The report also says that 20% of Scottish children and 24% of Welsh children live in absolute poverty.
It also offers a series of recommendations that - if implemented by 2020 - would "prevent Britain becoming a permanently divided society and ensure there is a social recovery alongside the economic recovery".
The recommendations include:
- Reform child poverty targets
- 'Working poor' exempted from austerity measures
- Higher pay for the best teachers to go to the most challenging schools
- All children to be school-ready at age five by 2025
- National parenting campaign to be launched
- Illiteracy and innumeracy ended for primary-school leavers by 2025
- Long-term youth unemployment ended by 2020
- Britain to become a Living Wage country by 2025
- Number of housing options increased
- Unpaid internships ended by 2020
- Cap on student numbers at individual universities to be removed
Mr Milburn told BBC Breakfast the risk is that young people today "simply do not have the opportunity to progress".
And speaking to BBC Radio 4's Today programme, he also said that what was needed in government was a "more rounded sense of what makes people poor".
He added: "What every political party needs to do is reconcile very good social ends and fiscal and other policies they want to pursue.
"It is no good willing the ends and not willing the means."
It proposes that the UK government give the Office for Budget Responsibility "a new role to report on the poverty and social mobility impacts of budgets", as well as advocating that "all political parties come forward with a clear set of plans before the election next year for what they will cut and how they will avoid negative impacts on social mobility and child poverty".
Prominent in the areas considered by the commission is the question of housing - the report says 20.8% of families with children are now renting private accommodation, up from 5.7% in 1988.
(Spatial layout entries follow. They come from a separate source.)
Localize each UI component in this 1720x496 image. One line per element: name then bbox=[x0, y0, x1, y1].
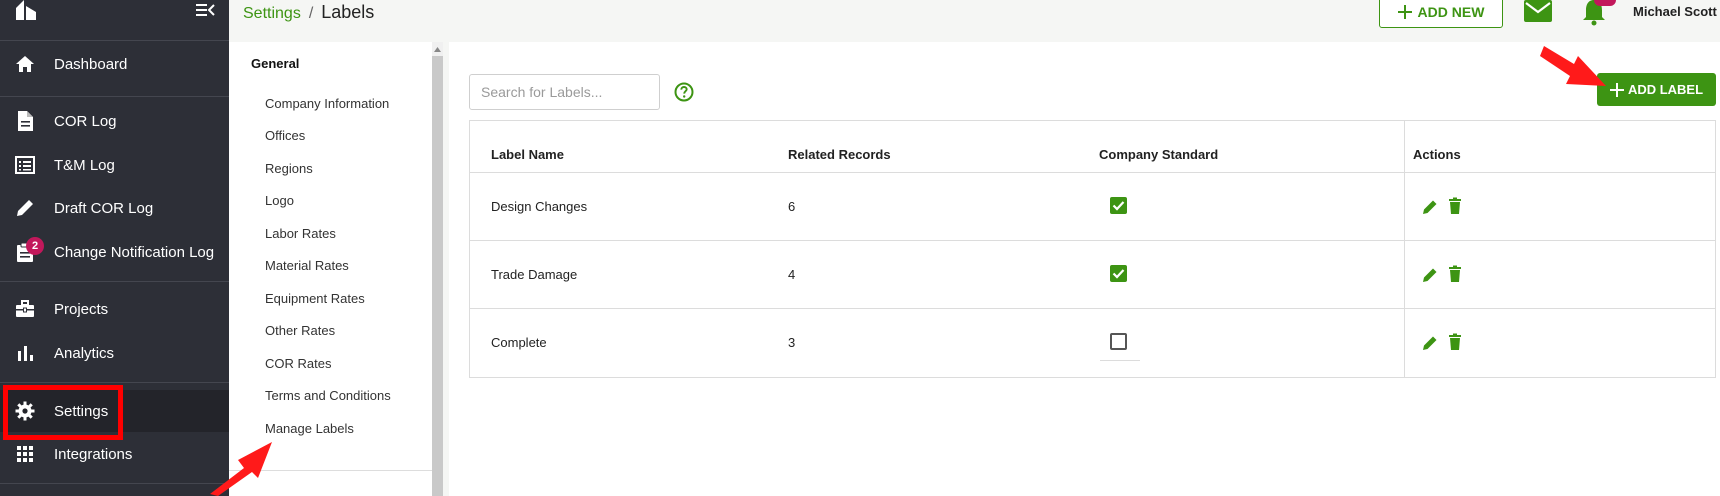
grid-icon bbox=[14, 443, 36, 465]
sidebar-item-label: T&M Log bbox=[54, 156, 115, 174]
sidebar-item-label: COR Log bbox=[54, 112, 117, 130]
settings-menu-item-terms-and-conditions[interactable]: Terms and Conditions bbox=[265, 388, 391, 403]
label-name-cell: Trade Damage bbox=[491, 267, 578, 282]
company-standard-checkbox[interactable] bbox=[1110, 265, 1127, 282]
sidebar-item-label: Dashboard bbox=[54, 55, 128, 73]
list-icon bbox=[14, 154, 36, 176]
company-standard-checkbox[interactable] bbox=[1110, 197, 1127, 214]
sidebar-item-cor-log[interactable]: COR Log bbox=[0, 100, 229, 142]
edit-pencil-icon[interactable] bbox=[1421, 198, 1439, 216]
settings-menu-scrollbar[interactable] bbox=[432, 42, 443, 496]
company-standard-checkbox[interactable] bbox=[1110, 333, 1127, 350]
labels-table: Label Name Related Records Company Stand… bbox=[469, 120, 1716, 378]
scroll-up-arrow-icon[interactable] bbox=[432, 42, 443, 56]
help-icon[interactable] bbox=[674, 82, 694, 102]
settings-menu: General Company Information Offices Regi… bbox=[229, 42, 443, 496]
breadcrumb-settings-link[interactable]: Settings bbox=[243, 5, 301, 22]
settings-menu-item-offices[interactable]: Offices bbox=[265, 128, 305, 143]
plus-icon bbox=[1397, 5, 1412, 19]
label-name-cell: Complete bbox=[491, 335, 547, 350]
settings-menu-item-equipment-rates[interactable]: Equipment Rates bbox=[265, 291, 365, 306]
actions-column-divider bbox=[1404, 121, 1405, 377]
column-header-actions: Actions bbox=[1413, 147, 1461, 162]
related-records-cell: 3 bbox=[788, 335, 796, 350]
related-records-cell: 6 bbox=[788, 199, 796, 214]
row-divider bbox=[470, 308, 1715, 309]
row-divider bbox=[470, 240, 1715, 241]
settings-highlight-box bbox=[3, 385, 123, 440]
sidebar-item-label: Analytics bbox=[54, 344, 115, 362]
logo-icon[interactable] bbox=[14, 0, 38, 20]
delete-trash-icon[interactable] bbox=[1446, 265, 1464, 283]
settings-menu-item-material-rates[interactable]: Material Rates bbox=[265, 258, 349, 273]
edit-pencil-icon[interactable] bbox=[1421, 334, 1439, 352]
briefcase-icon bbox=[14, 298, 36, 320]
delete-trash-icon[interactable] bbox=[1446, 333, 1464, 351]
top-bar: Settings / Labels ADD NEW Michael Scott bbox=[229, 0, 1720, 42]
collapse-menu-icon[interactable] bbox=[196, 2, 216, 18]
add-new-label: ADD NEW bbox=[1417, 4, 1485, 20]
sidebar-item-projects[interactable]: Projects bbox=[0, 288, 229, 330]
sidebar-divider bbox=[0, 40, 229, 41]
sidebar-item-change-notification-log[interactable]: 2 Change Notification Log bbox=[0, 231, 229, 273]
settings-menu-heading: General bbox=[251, 56, 300, 71]
sidebar-item-tm-log[interactable]: T&M Log bbox=[0, 144, 229, 186]
page-title: Labels bbox=[321, 2, 375, 22]
annotation-arrow-icon bbox=[1540, 46, 1606, 86]
home-icon bbox=[14, 53, 36, 75]
user-name[interactable]: Michael Scott bbox=[1633, 4, 1717, 19]
breadcrumb: Settings / Labels bbox=[243, 2, 374, 23]
sidebar-divider bbox=[0, 96, 229, 97]
sidebar-item-draft-cor-log[interactable]: Draft COR Log bbox=[0, 187, 229, 229]
mail-icon[interactable] bbox=[1523, 0, 1553, 24]
add-label-text: ADD LABEL bbox=[1627, 82, 1704, 97]
notification-badge bbox=[1594, 0, 1616, 6]
sidebar-item-label: Draft COR Log bbox=[54, 199, 154, 217]
sidebar-item-label: Integrations bbox=[54, 445, 133, 463]
checkmark-icon bbox=[1112, 269, 1125, 279]
checkbox-underline bbox=[1100, 360, 1140, 361]
plus-icon bbox=[1609, 82, 1624, 97]
sidebar-divider bbox=[0, 382, 229, 383]
sidebar-item-dashboard[interactable]: Dashboard bbox=[0, 43, 229, 85]
search-labels-input[interactable] bbox=[469, 74, 660, 110]
pencil-icon bbox=[14, 197, 36, 219]
settings-menu-item-company-information[interactable]: Company Information bbox=[265, 96, 389, 111]
document-icon bbox=[14, 110, 36, 132]
settings-menu-item-cor-rates[interactable]: COR Rates bbox=[265, 356, 331, 371]
sidebar-divider bbox=[0, 281, 229, 282]
breadcrumb-separator: / bbox=[308, 5, 314, 22]
column-header-company-standard[interactable]: Company Standard bbox=[1099, 147, 1218, 162]
settings-menu-item-other-rates[interactable]: Other Rates bbox=[265, 323, 335, 338]
annotation-arrow-icon bbox=[210, 442, 272, 496]
add-new-button[interactable]: ADD NEW bbox=[1379, 0, 1503, 28]
settings-menu-item-regions[interactable]: Regions bbox=[265, 161, 313, 176]
add-label-button[interactable]: ADD LABEL bbox=[1597, 73, 1716, 106]
delete-trash-icon[interactable] bbox=[1446, 197, 1464, 215]
column-header-related-records[interactable]: Related Records bbox=[788, 147, 891, 162]
sidebar-item-label: Change Notification Log bbox=[54, 243, 215, 261]
label-name-cell: Design Changes bbox=[491, 199, 588, 214]
settings-menu-item-manage-labels[interactable]: Manage Labels bbox=[265, 421, 354, 436]
settings-menu-item-labor-rates[interactable]: Labor Rates bbox=[265, 226, 336, 241]
related-records-cell: 4 bbox=[788, 267, 796, 282]
sidebar-item-label: Projects bbox=[54, 300, 109, 318]
checkmark-icon bbox=[1112, 201, 1125, 211]
sidebar-divider bbox=[0, 483, 229, 484]
row-divider bbox=[470, 172, 1715, 173]
column-header-label-name[interactable]: Label Name bbox=[491, 147, 564, 162]
notification-count-badge: 2 bbox=[26, 237, 44, 255]
edit-pencil-icon[interactable] bbox=[1421, 266, 1439, 284]
settings-menu-item-logo[interactable]: Logo bbox=[265, 193, 294, 208]
bar-chart-icon bbox=[14, 342, 36, 364]
sidebar-item-analytics[interactable]: Analytics bbox=[0, 332, 229, 374]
The commission recommends combating the "poverty premium", which "forces the poorest families to pay the highest prices for life's essentials", by extending the Warm Homes Discount (which gives a discount on energy bills to some low-income families with children) and the Green Deal (which provides loans to households for to insulate their property and cut heating costs).
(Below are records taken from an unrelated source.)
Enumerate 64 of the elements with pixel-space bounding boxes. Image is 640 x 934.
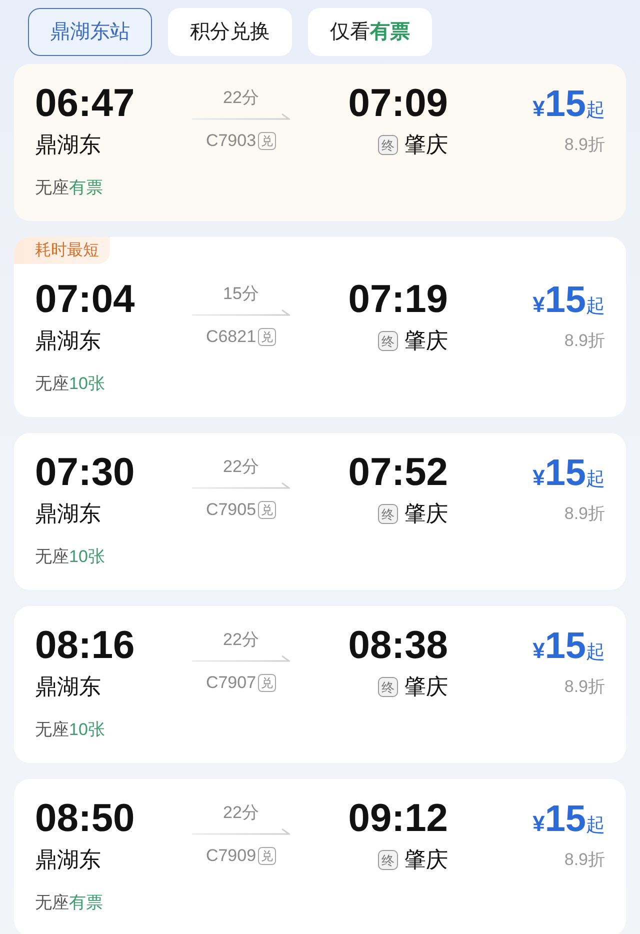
price-text: ¥15起: [532, 451, 605, 495]
arrival-station: 肇庆: [404, 846, 448, 874]
duration-text: 22分: [223, 87, 259, 109]
arrival-station: 肇庆: [404, 673, 448, 701]
departure-time: 07:30: [35, 451, 136, 495]
discount-text: 8.9折: [563, 849, 605, 871]
terminus-mark: 终: [378, 504, 398, 524]
train-number: C6821: [206, 326, 256, 348]
departure-time: 06:47: [35, 82, 136, 126]
price-text: ¥15起: [532, 624, 605, 668]
redeem-mark: 兑: [258, 328, 276, 346]
redeem-mark: 兑: [258, 847, 276, 865]
arrival-station: 肇庆: [404, 500, 448, 528]
filter-chip[interactable]: 鼎湖东站: [28, 8, 152, 56]
filter-chip[interactable]: 仅看有票: [308, 8, 432, 56]
discount-text: 8.9折: [563, 503, 605, 525]
departure-time: 08:50: [35, 797, 136, 841]
terminus-mark: 终: [378, 331, 398, 351]
discount-text: 8.9折: [563, 330, 605, 352]
redeem-mark: 兑: [258, 132, 276, 150]
departure-station: 鼎湖东: [35, 846, 102, 874]
duration-text: 22分: [223, 802, 259, 824]
arrival-time: 07:19: [347, 278, 448, 322]
redeem-mark: 兑: [258, 501, 276, 519]
departure-time: 08:16: [35, 624, 136, 668]
departure-station: 鼎湖东: [35, 673, 102, 701]
seat-availability: 无座10张: [35, 373, 105, 395]
train-number: C7907: [206, 672, 256, 694]
price-text: ¥15起: [532, 278, 605, 322]
departure-time: 07:04: [35, 278, 136, 322]
price-text: ¥15起: [532, 797, 605, 841]
discount-text: 8.9折: [563, 134, 605, 156]
discount-text: 8.9折: [563, 676, 605, 698]
duration-text: 22分: [223, 456, 259, 478]
seat-availability: 无座10张: [35, 719, 105, 741]
terminus-mark: 终: [378, 677, 398, 697]
arrival-time: 09:12: [347, 797, 448, 841]
arrival-station: 肇庆: [404, 131, 448, 159]
departure-station: 鼎湖东: [35, 327, 102, 355]
train-card[interactable]: 耗时最短 07:04 鼎湖东 15分 C6821 兑 07:19 终 肇庆 ¥15起 8.9折 无座10张: [14, 237, 626, 417]
train-number: C7903: [206, 130, 256, 152]
arrival-station: 肇庆: [404, 327, 448, 355]
terminus-mark: 终: [378, 135, 398, 155]
seat-availability: 无座有票: [35, 892, 103, 914]
seat-availability: 无座有票: [35, 177, 103, 199]
train-card[interactable]: 07:30 鼎湖东 22分 C7905 兑 07:52 终 肇庆 ¥15起 8.9折 无座10张: [14, 433, 626, 590]
duration-text: 15分: [223, 283, 259, 305]
terminus-mark: 终: [378, 850, 398, 870]
arrival-time: 07:52: [347, 451, 448, 495]
filter-chip[interactable]: 积分兑换: [168, 8, 292, 56]
train-card[interactable]: 06:47 鼎湖东 22分 C7903 兑 07:09 终 肇庆 ¥15起 8.9折 无座有票: [14, 64, 626, 221]
departure-station: 鼎湖东: [35, 500, 102, 528]
train-number: C7909: [206, 845, 256, 867]
train-card[interactable]: 08:16 鼎湖东 22分 C7907 兑 08:38 终 肇庆 ¥15起 8.9折 无座10张: [14, 606, 626, 763]
arrival-time: 07:09: [347, 82, 448, 126]
duration-text: 22分: [223, 629, 259, 651]
train-number: C7905: [206, 499, 256, 521]
arrival-time: 08:38: [347, 624, 448, 668]
departure-station: 鼎湖东: [35, 131, 102, 159]
redeem-mark: 兑: [258, 674, 276, 692]
seat-availability: 无座10张: [35, 546, 105, 568]
train-card[interactable]: 08:50 鼎湖东 22分 C7909 兑 09:12 终 肇庆 ¥15起 8.9折 无座有票: [14, 779, 626, 934]
price-text: ¥15起: [532, 82, 605, 126]
fastest-tag: 耗时最短: [14, 237, 110, 264]
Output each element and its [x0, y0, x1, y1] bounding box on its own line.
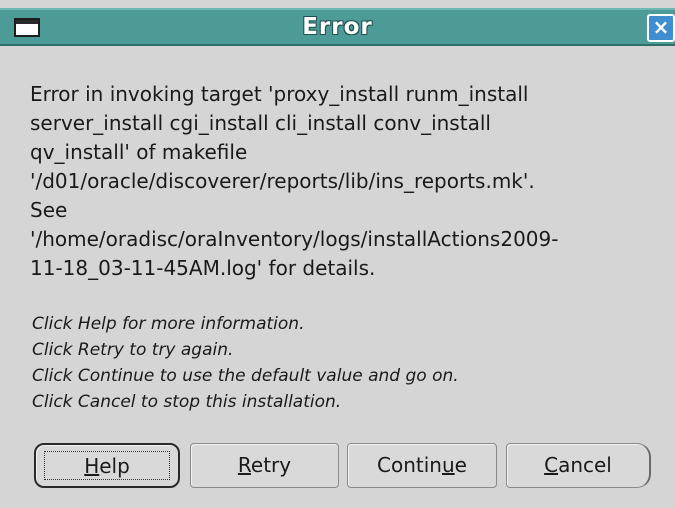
hint-line: Click Help for more information.	[32, 314, 305, 334]
retry-button[interactable]: Retry	[190, 443, 339, 488]
message-line: See	[30, 198, 68, 222]
hint-line: Click Continue to use the default value …	[32, 366, 459, 386]
cancel-button[interactable]: Cancel	[506, 443, 651, 488]
help-button[interactable]: Help	[34, 443, 180, 488]
cancel-button-label: Cancel	[544, 453, 612, 477]
instructions: Click Help for more information. Click R…	[32, 311, 672, 415]
error-message: Error in invoking target 'proxy_install …	[30, 80, 670, 283]
close-icon[interactable]: ×	[647, 14, 675, 42]
button-row: Help Retry Continue Cancel	[0, 443, 675, 495]
message-line: '/home/oradisc/oraInventory/logs/install…	[30, 227, 559, 251]
continue-button-label: Continue	[377, 453, 467, 477]
continue-button[interactable]: Continue	[347, 443, 497, 488]
title-bar[interactable]: Error ×	[0, 8, 675, 46]
hint-line: Click Retry to try again.	[32, 340, 234, 360]
hint-line: Click Cancel to stop this installation.	[32, 392, 342, 412]
error-dialog: Error × Error in invoking target 'proxy_…	[0, 0, 675, 508]
message-line: server_install cgi_install cli_install c…	[30, 111, 491, 135]
message-line: qv_install' of makefile	[30, 140, 248, 164]
message-line: '/d01/oracle/discoverer/reports/lib/ins_…	[30, 169, 535, 193]
retry-button-label: Retry	[237, 453, 292, 477]
help-button-label: Help	[84, 454, 130, 478]
window-title: Error	[302, 14, 373, 40]
message-line: Error in invoking target 'proxy_install …	[30, 82, 529, 106]
message-line: 11-18_03-11-45AM.log' for details.	[30, 256, 376, 280]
It says the government should work with other suppliers to "standardise access to discounts".
Mr Milburn said the aim of government policies should be to get people "from welfare to work and then from low-pay to living-pay".
'Plainly absurd'
The commission says the next government's goal should be to end youth unemployment by 2020. It argues a 'Day One' re-engagement service for those who enter the job market for the first time or lose a job should be introduced, and by 2020 half of all employers with more than ten employees should be offering apprenticeships.
The report also claims five million people currently earn less than a living wage.
He said that Labour's promise to raise the minimum wage to £8 an hour by 2020 was a "good step forward", but "not as ambitious as one would hope it would be", adding that if the "historic trend" in minimum wage rises had continued since 2008, the rate would be £8.23 an hour by 2020.
But Ian Murray, Labour's shadow minister for trade and investment, said: "Labour's pledge to raise the National Minimum Wage to £8 in 2019 is good news for millions of people across the country. To suggest otherwise is plainly absurd. We are the party that introduced the minimum wage and Labour is the only major party with a plan to strengthen it further."
Mr Milburn also criticised Chancellor George Osborne for promising to freeze working-age benefits for 2 years, saying this would have a negative impact on the "working poor".
Matthew Reed, chief executive of the Children's Society, said that a failure to end child poverty by 2020 would be a "national disgrace" that reflected "repeated failures by successive governments to back up words with action.
And Barnardo's Javed Khan said: "It's shocking that poverty looms for a record number of children by 2020, no matter how hard their families work. Surely now it's time for the UK Government to change its 'slash and burn' approach to welfare reform."